To meet this demand, Kirk says the company is hiring for a variety of opportunities and has on-boarded around 800 employees in the last year — nearly 40 percent of which are directly related to the vaccine production ramp-up.
Kirk says that the level of tech collaboration between Emergent and the U.S. government has played a big role in helping the company secure needed raw materials and equipment to increase its manufacturing capabilities.
“What would normally take three years, we’ve done in seven months,” he says.
Emergent has also leveraged single-use platforms in four suites of its Bayview facility to meet the large production demands.
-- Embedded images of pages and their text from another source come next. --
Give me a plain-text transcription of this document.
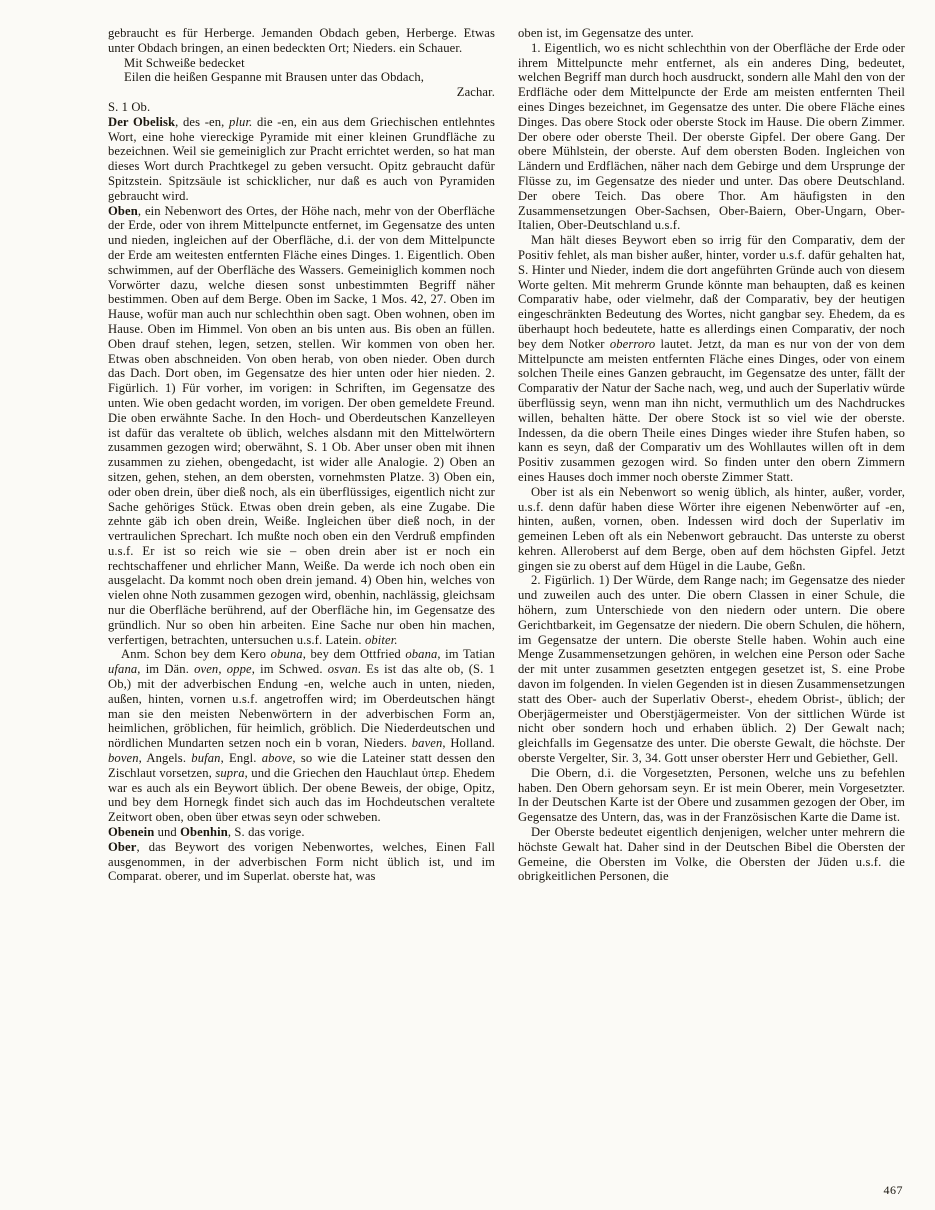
gebraucht es für Herberge. Jemanden Obdach geben, Herberge. Etwas unter Obdach bringen, an einen bedeckten Ort; Nieders. ein Schauer.

Mit Schweiße bedecket

Eilen die heißen Gespanne mit Brausen unter das Obdach,

Zachar.

S. 1 Ob.

Der Obelisk, des -en, plur. die -en, ein aus dem Griechischen entlehntes Wort, eine hohe viereckige Pyramide mit einer kleinen Grundfläche zu bezeichnen. Weil sie gemeiniglich zur Pracht errichtet werden, so hat man dieses Wort durch Prachtkegel zu geben versucht. Opitz gebraucht dafür Spitzstein. Spitzsäule ist schicklicher, nur daß es auch von Pyramiden gebraucht wird.

Oben, ein Nebenwort des Ortes, der Höhe nach, mehr von der Oberfläche der Erde, oder von ihrem Mittelpuncte entfernet, im Gegensatze des unten und nieden, ingleichen auf der Oberfläche, d.i. der von dem Mittelpuncte der Erde am weitesten entfernten Fläche eines Dinges. 1. Eigentlich. Oben schwimmen, auf der Oberfläche des Wassers. Gemeiniglich kommen noch Vorwörter dazu, welche diesen sonst unbestimmten Begriff näher bestimmen. Oben auf dem Berge. Oben im Sacke, 1 Mos. 42, 27. Oben im Hause, wofür man auch nur schlechthin oben sagt. Oben wohnen, oben im Hause. Oben im Himmel. Von oben an bis unten aus. Bis oben an füllen. Oben drauf stehen, legen, setzen, stellen. Wir kommen von oben her. Etwas oben abschneiden. Von oben herab, von oben nieder. Oben durch das Dach. Dort oben, im Gegensatze des hier unten oder hier nieden. 2. Figürlich. 1) Für vorher, im vorigen: in Schriften, im Gegensatze des unten. Wie oben gedacht worden, im vorigen. Der oben gemeldete Freund. Die oben erwähnte Sache. In den Hoch- und Oberdeutschen Kanzelleyen ist dafür das veraltete ob üblich, welches alsdann mit den Mittelwörtern zusammen gezogen wird; oberwähnt, S. 1 Ob. Aber unser oben mit ihnen zusammen zu ziehen, obengedacht, ist wider alle Analogie. 2) Oben an sitzen, gehen, stehen, an dem obersten, vornehmsten Platze. 3) Oben ein, oder oben drein, über dieß noch, als ein überflüssiges, eigentlich nicht zur Sache gehöriges Stück. Etwas oben drein geben, als eine Zugabe. Die zehnte gäb ich oben drein, Weiße. Ingleichen über dieß noch, in der vertraulichen Sprechart. Ich mußte noch oben ein den Verdruß empfinden u.s.f. Er ist so reich wie sie – oben drein aber ist er noch ein rechtschaffener und ehrlicher Mann, Weiße. Da werde ich noch oben ein ausgelacht. Da kommt noch oben drein jemand. 4) Oben hin, welches von vielen ohne Noth zusammen gezogen wird, obenhin, nachlässig, gleichsam nur die Oberfläche berührend, auf der Oberfläche hin, im Gegensatze des gründlich. Nur so oben hin arbeiten. Eine Sache nur oben hin machen, verfertigen, betrachten, untersuchen u.s.f. Latein. obiter.

Anm. Schon bey dem Kero obuna, bey dem Ottfried obana, im Tatian ufana, im Dän. oven, oppe, im Schwed. osvan. Es ist das alte ob, (S. 1 Ob,) mit der adverbischen Endung -en, welche auch in unten, nieden, außen, hinten, vornen u.s.f. angetroffen wird; im Oberdeutschen hängt man sie den meisten Nebenwörtern in der adverbischen Form an, heimlichen, gröblichen, für heimlich, gröblich. Die Niederdeutschen und nördlichen Mundarten setzen noch ein b voran, Nieders. baven, Holland. boven, Angels. bufan, Engl. above, so wie die Lateiner statt dessen den Zischlaut vorsetzen, supra, und die Griechen den Hauchlaut ὑπερ. Ehedem war es auch als ein Beywort üblich. Der obene Beweis, der obige, Opitz, und bey dem Hornegk findet sich auch das im Hochdeutschen veraltete Zeitwort oben, oben über etwas seyn oder schweben.

Obenein und Obenhin, S. das vorige.

Ober, das Beywort des vorigen Nebenwortes, welches, Einen Fall ausgenommen, in der adverbischen Form nicht üblich ist, und im Comparat. oberer, und im Superlat. oberste hat, was

oben ist, im Gegensatze des unter.

1. Eigentlich, wo es nicht schlechthin von der Oberfläche der Erde oder ihrem Mittelpuncte mehr entfernet, als ein anderes Ding, bedeutet, welchen Begriff man durch hoch ausdruckt, sondern alle Mahl den von der Erdfläche oder dem Mittelpuncte der Erde am meisten entfernten Theil eines Dinges bezeichnet, im Gegensatze des unter. Die obere Fläche eines Dinges. Das obere Stock oder oberste Stock im Hause. Die obern Zimmer. Der obere oder oberste Theil. Der oberste Gipfel. Der obere Gang. Der obere Mühlstein, der oberste. Auf dem obersten Boden. Ingleichen von Ländern und Erdflächen, näher nach dem Gebirge und dem Ursprunge der Flüsse zu, im Gegensatze des nieder und unter. Das obere Deutschland. Der obere Teich. Das obere Thor. Am häufigsten in den Zusammensetzungen Ober-Sachsen, Ober-Baiern, Ober-Ungarn, Ober-Italien, Ober-Deutschland u.s.f.

Man hält dieses Beywort eben so irrig für den Comparativ, dem der Positiv fehlet, als man bisher außer, hinter, vorder u.s.f. dafür gehalten hat, S. Hinter und Nieder, indem die dort angeführten Gründe auch von diesem Worte gelten. Mit mehrerm Grunde könnte man behaupten, daß es keinen Comparativ habe, oder vielmehr, daß der Comparativ, bey der heutigen eingeschränkten Bedeutung des Wortes, nicht gangbar sey. Ehedem, da es überhaupt hoch bedeutete, hatte es allerdings einen Comparativ, der noch bey dem Notker oberroro lautet. Jetzt, da man es nur von der von dem Mittelpuncte am meisten entfernten Fläche eines Dinges, oder von einem solchen Theile eines Ganzen gebraucht, im Gegensatze des unter, fällt der Comparativ der Natur der Sache nach, weg, und auch der Superlativ würde überflüssig seyn, wenn man ihn nicht, vermuthlich um des Nachdruckes willen, behalten hätte. Der obere Stock ist so viel wie der oberste. Indessen, da die obern Theile eines Dinges wieder ihre Stufen haben, so kann es seyn, daß der Comparativ um des Wohllautes willen oft in dem Positiv zusammen gezogen wird. So finden unter den obern Zimmern eines Hauses doch immer noch oberste Zimmer Statt.

Ober ist als ein Nebenwort so wenig üblich, als hinter, außer, vorder, u.s.f. denn dafür haben diese Wörter ihre eigenen Nebenwörter auf -en, hinten, außen, vornen, oben. Indessen wird doch der Superlativ im gemeinen Leben oft als ein Nebenwort gebraucht. Das unterste zu oberst kehren. Alleroberst auf dem Berge, oben auf dem höchsten Gipfel. Jetzt gingen sie zu oberst auf dem Hügel in die Laube, Geßn.

2. Figürlich. 1) Der Würde, dem Range nach; im Gegensatze des nieder und zuweilen auch des unter. Die obern Classen in einer Schule, die höhern, zum Unterschiede von den niedern oder untern. Die obere Gerichtbarkeit, im Gegensatze der niedern. Die obern Schulen, die höhern, im Gegensatze der untern. Die oberste Stelle haben. Wohin auch eine Menge Zusammensetzungen gehören, in welchen eine Person oder Sache der mit unter zusammen gesetzten entgegen gesetzet ist, S. eine Probe davon im folgenden. In vielen Gegenden ist in diesen Zusammensetzungen statt des Ober- auch der Superlativ Oberst-, ehedem Obrist-, üblich; der Oberjägermeister und Oberstjägermeister. Von der sittlichen Würde ist nicht ober sondern hoch und erhaben üblich. 2) Der Gewalt nach; gleichfalls im Gegensatze des unter. Die oberste Gewalt, die höchste. Der oberste Vergelter, Sir. 3, 34. Gott unser oberster Herr und Gebiether, Gell.

Die Obern, d.i. die Vorgesetzten, Personen, welche uns zu befehlen haben. Den Obern gehorsam seyn. Er ist mein Oberer, mein Vorgesetzter. In der Deutschen Karte ist der Obere und zusammen gezogen der Ober, im Gegensatze des Untern, das, was in der Französischen Karte die Dame ist.

Der Oberste bedeutet eigentlich denjenigen, welcher unter mehrern die höchste Gewalt hat. Daher sind in der Deutschen Bibel die Obersten der Gemeine, die Obersten im Volke, die Obersten der Jüden u.s.f. die obrigkeitlichen Personen, die

467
“I suspect that our leveraging of single-use bioreactors for the vaccines we’re making has never been done on this scale,” Kirk says.
Going forward, Kirk says that Emergent is planning to keep its growth momentum by utilizing a multi-pronged strategy that will focus on executing on its core business, expanding through M&A, strengthening R&D, building scalable capabilities for its enterprise systems and investing in cell and gene viral vector manufacturing.
Kirk is also quick to give a shout-out to his team and emphasizes that its “organizational culture” has always been a prime focus for the company.
“We played a role in Ebola. We played a role in Zika. But our employees weren’t really known,” Kirk explains. “I believe that our role in the COVID response is going to get these people the acknowledgement they deserve.”